Editor’s note: The reference to “protein-free milk, also known as whey” that appeared in the original version of this story is incorrect. Whey is the watery component of milk that is left after separating the curds, and it does contain protein. We regret the error.

Published in the Fall 2013 issue

Comments

  • David Mies September 9, 2013

    Excellent review. I never knew where the first Lab Rat trial occured. This creative concept was implemented over 100 years ago.

  • David Schardt September 10, 2013

    There was apparently another, nasty side to McCollum. According to vitamin A researcher Richard A. Semba of the Johns Hopkins University School of Medicine, McCollum left the University of Wisconsin for Johns Hopkins “under a cloud of ethical impropriety and academic misconduct.” According to Semba, McCollum stole the research notebooks of his colleagues, including Steenbock’s, published their data without their consent or acknowledgement, and purposely sabotaged their animal experiments. In his subsequent writings, McCollum attacked his rivals at Wisconsin, often by giving a deliberately distorted or false presentation of their achievements. Semba makes it clear that McCollum was not liked by his peers.

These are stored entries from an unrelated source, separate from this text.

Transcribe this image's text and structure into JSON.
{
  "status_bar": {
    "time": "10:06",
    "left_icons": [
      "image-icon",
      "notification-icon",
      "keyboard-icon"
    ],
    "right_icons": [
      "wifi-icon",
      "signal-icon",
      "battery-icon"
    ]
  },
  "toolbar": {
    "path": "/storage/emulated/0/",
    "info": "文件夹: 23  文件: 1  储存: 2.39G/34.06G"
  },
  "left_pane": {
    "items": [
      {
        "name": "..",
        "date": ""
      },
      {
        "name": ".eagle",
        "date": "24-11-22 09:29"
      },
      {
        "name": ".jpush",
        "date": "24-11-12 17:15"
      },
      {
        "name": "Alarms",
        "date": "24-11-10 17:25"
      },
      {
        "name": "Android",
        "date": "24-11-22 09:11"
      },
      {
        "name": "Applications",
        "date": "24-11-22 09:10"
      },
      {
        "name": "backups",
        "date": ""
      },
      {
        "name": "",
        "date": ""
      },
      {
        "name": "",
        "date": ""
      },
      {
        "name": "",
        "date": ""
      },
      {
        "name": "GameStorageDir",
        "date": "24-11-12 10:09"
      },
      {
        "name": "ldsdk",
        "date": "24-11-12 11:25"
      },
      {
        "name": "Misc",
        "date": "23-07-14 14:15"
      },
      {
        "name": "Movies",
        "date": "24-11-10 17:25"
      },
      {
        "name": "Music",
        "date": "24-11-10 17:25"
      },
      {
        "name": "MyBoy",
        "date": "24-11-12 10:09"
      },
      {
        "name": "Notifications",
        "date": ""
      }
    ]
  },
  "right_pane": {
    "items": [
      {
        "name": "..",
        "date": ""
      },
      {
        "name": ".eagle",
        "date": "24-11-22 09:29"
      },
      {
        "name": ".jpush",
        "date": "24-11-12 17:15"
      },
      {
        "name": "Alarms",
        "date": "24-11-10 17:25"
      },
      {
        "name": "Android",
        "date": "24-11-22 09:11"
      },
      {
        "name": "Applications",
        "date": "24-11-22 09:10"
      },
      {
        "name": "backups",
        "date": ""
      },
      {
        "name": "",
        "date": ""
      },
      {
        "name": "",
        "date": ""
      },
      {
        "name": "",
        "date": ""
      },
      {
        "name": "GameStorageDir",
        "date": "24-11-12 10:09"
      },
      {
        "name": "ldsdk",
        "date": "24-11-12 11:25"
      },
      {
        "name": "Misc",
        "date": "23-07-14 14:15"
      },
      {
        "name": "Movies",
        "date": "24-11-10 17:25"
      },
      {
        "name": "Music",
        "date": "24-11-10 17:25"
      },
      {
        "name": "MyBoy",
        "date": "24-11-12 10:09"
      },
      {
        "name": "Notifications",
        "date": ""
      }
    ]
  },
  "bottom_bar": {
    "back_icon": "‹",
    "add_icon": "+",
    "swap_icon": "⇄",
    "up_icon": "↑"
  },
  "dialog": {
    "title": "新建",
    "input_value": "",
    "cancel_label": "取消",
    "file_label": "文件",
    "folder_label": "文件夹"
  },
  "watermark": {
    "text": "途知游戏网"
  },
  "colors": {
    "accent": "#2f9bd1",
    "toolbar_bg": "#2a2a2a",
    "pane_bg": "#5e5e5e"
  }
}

    from: Richard A. Semba: On the ‘Discovery’ of Vitamin A. Annals of Nutrition & Metabolism. 2012; 61: 192-198.

  • Mary Farrell-Stieve October 14, 2013

    I’m interested in these charming graphics. What were they used for and is there somewhere I can so to see them in context?

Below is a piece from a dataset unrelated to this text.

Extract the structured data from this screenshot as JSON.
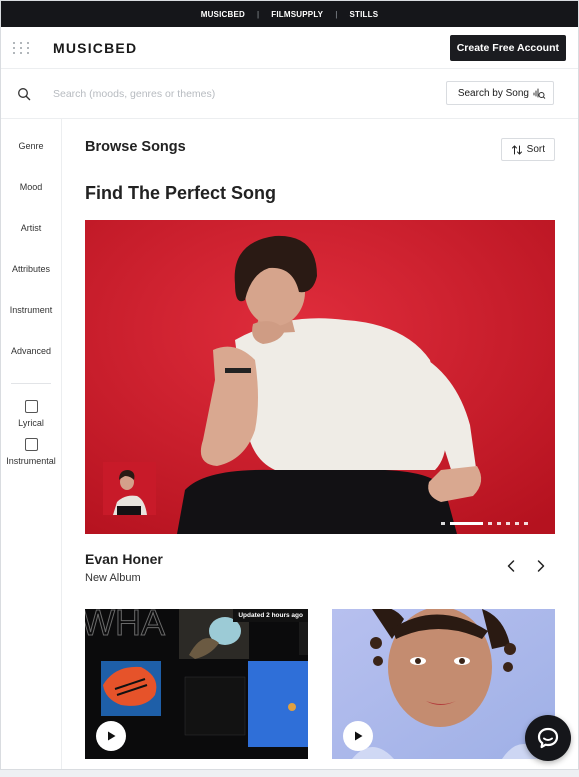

  • Richard Semba November 7, 2013

    It would perhaps be more illuminating to the readers of OnWisconsin Magazine to provide more than hagiography about the so-called “discovery” of vitamin A by McCollum. The archives of the University of Wisconsin in the Steenbock Library and the Sterling Library at Yale University provide new graphic evidence about the academic misconduct of Elmer McCollum, which I have detailed in my monograph “The Vitamin A Story: Lifting the Shadow of Death (Basel: Karger 2012). In many ways, McCollum was his own worst enemy, never giving much credit to his colleagues and bitter about his peers to the end. In contrast, his perceived rival, Harry Steenbock, carried on brilliant work with high ethical standards. Steenbock, a gentleman of modest means, earned millions of dollars from his patents and bequeathed it to research and charity upon his death. Both McCollum and Steenbock had received training from Lafayette Mendel at Yale University, but their paths could not be more divergent.

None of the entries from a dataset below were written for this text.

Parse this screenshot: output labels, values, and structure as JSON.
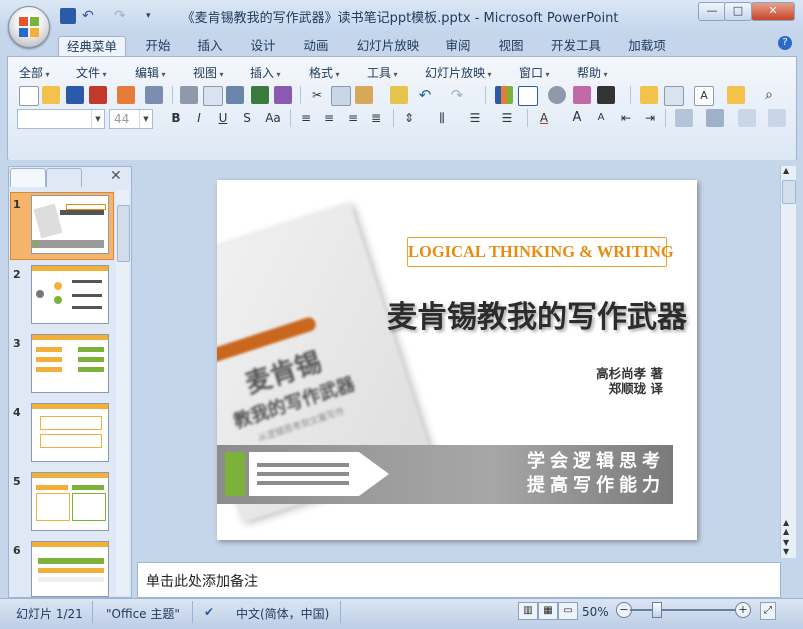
{
  "window": {
    "title": "《麦肯锡教我的写作武器》读书笔记ppt模板.pptx - Microsoft PowerPoint",
    "minimize": "—",
    "maximize": "□",
    "close": "✕"
  },
  "ribbon_tabs": [
    "经典菜单",
    "开始",
    "插入",
    "设计",
    "动画",
    "幻灯片放映",
    "审阅",
    "视图",
    "开发工具",
    "加载项"
  ],
  "classic_menu": [
    "全部",
    "文件",
    "编辑",
    "视图",
    "插入",
    "格式",
    "工具",
    "幻灯片放映",
    "窗口",
    "帮助"
  ],
  "format_bar": {
    "font_name": "",
    "font_size": "44",
    "bold": "B",
    "italic": "I",
    "underline": "U",
    "strike": "S",
    "case": "Aa",
    "grow_font": "A",
    "shrink_font": "A",
    "text_box_icon_label": "A"
  },
  "slides_pane": {
    "slide_numbers": [
      "1",
      "2",
      "3",
      "4",
      "5",
      "6"
    ],
    "selected": "1"
  },
  "slide": {
    "logic_label": "LOGICAL THINKING & WRITING",
    "main_title": "麦肯锡教我的写作武器",
    "author_line1": "高杉尚孝   著",
    "author_line2": "郑顺珑   译",
    "banner_line1": "学会逻辑思考",
    "banner_line2": "提高写作能力",
    "book_title_1": "麦肯锡",
    "book_title_2": "教我的写作武器",
    "book_subtitle": "从逻辑思考到文案写作"
  },
  "notes_placeholder": "单击此处添加备注",
  "status_bar": {
    "slide_count": "幻灯片 1/21",
    "theme": "\"Office 主题\"",
    "language": "中文(简体，中国)",
    "zoom": "50%",
    "zoom_out": "−",
    "zoom_in": "+"
  },
  "colors": {
    "accent_orange": "#e98b12",
    "banner_green": "#7cb23a",
    "ribbon_blue": "#c5d6ea"
  }
}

  • Gwenn M. Jensen June 17, 2014

    Do you know anything about the war effort of the Danes during WWII while they were occupied by the Germans….nutritionally, I mean. during the five years of occupation every school, factory, store had free carrot and raisin salad available for whomever would eat it. There is much less blindness after WWII than there was following WWI. My background is in Nutrition and I taught it for many years but this fact about the free carrot salad being a function of the Danish government seems to have falled through a crack. I find no mention of it anywhere in the literature. My information was from my late husband, Mogens O. Jensen who was in the Danish underground forces during WWII. Any additional information that you can find for me would be most grateful.